Suddenly the Soul sings, ‘I hear the voices that I left on earth’ and we hear the bass soloist (now the Angel of the Agony) offer an intercession. Then we come to the work’s (late) climax. The Soul sings ‘I go before my Judge’. This is followed by an orchestral passage of mounting intensity, a brief silence and then a great chord on full orchestra as the Soul comes into the presence of God. As it finishes the Soul (beginning on a cruelly high note) sings ‘Take me away…’ and the heart of this great work is reached. The Soul is willingly led away to its purging that it might be worthy to stand in the presence of God. The souls in purgatory are heard singing words from the psalms and then the Angel sings again. The orchestral strings enter with one of Elgar’s most beautiful tunes, supple and flowing and full of hope, but when the Angel begins, ‘Softly and gently, dearly-ransomed soul’ it is to a lovely counter-melody. The two mingle and separate and then flow into first a verse from Psalm 91 sung by the souls in Purgatory, then a repeat of the Choir of Angelicals softly singing ‘Praise to the Holiest in the height’. Salvation has been achieved, it is all of God and to the glory of God and the emphatic closing ‘Amen’ properly inevitable.

The issues
It was the doctrine of Purgatory (or rather its misuse through the selling of indulgences to release souls from it) which precipitated the Reformation. Elgar (and Newman) take us beyond the theories and the disputes into the theological and psychological heart of what it is about. Gerontius, a sinner like the rest of us is, despite his faith, not ready to dwell in the presence of God. There is no question over his salvation; he is destined for heaven but at his death is not ready to be there. Are any of us?

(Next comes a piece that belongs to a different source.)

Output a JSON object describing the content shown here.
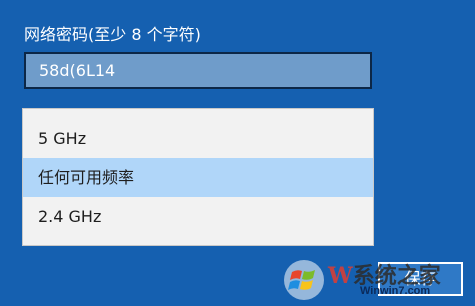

Classical Protestantism treats justification in largely forensic terms. We are put right with God through what God-in-Christ has done for us. Christ’s righteousness is ‘imputed’ to us. Those who confess that Jesus is Lord are therefore seen and treated by God as if they are righteous. This undoubted truth leaves unanswered the questions around holiness and sanctification. Are believers just treated as if they are righteous or do they in some sense become so? There is plenty in the New Testament, not least in the writings of Paul which suggests that the Christian life is a process of ‘becoming what we are’. John Wesley’s sometimes tortured wrestling with what he called ‘perfect love’ reflects this question. If the call to discipleship is also a call to holiness, what limits can be set to such holiness in this life? Above all, what happens when the process is incomplete at death?

The Soul’s cry, ‘Take me away’ at the heart of Elgar’s work arises from the Soul’s own awareness of unworthiness, not from God’s command. The Soul knows s/he is not yet able to bear the light and love of God’s presence and ‘Take me away’ is the heartfelt cry to be fully restored to the image of God, cost what it may. The genius of Elgar’s work is not that it compels us to believe in a doctrine of Purgatory. Rather, it lies in enabling us, imaginatively, to desire communion with God and to be ready for it. How that may eventually happen is, of course, entirely God’s business and God’s work. The question itself may haunt our days, which is why The Dream of Gerontius may do so too.

Michael J Townsend is currently Superintendent of the Grimsby and Cleethorpes circuit. He is a former Chair of the Leeds District and Chair of the Faith and Order Committee. He is the author of several books on worship, preaching and the sacraments and of biblical commentary.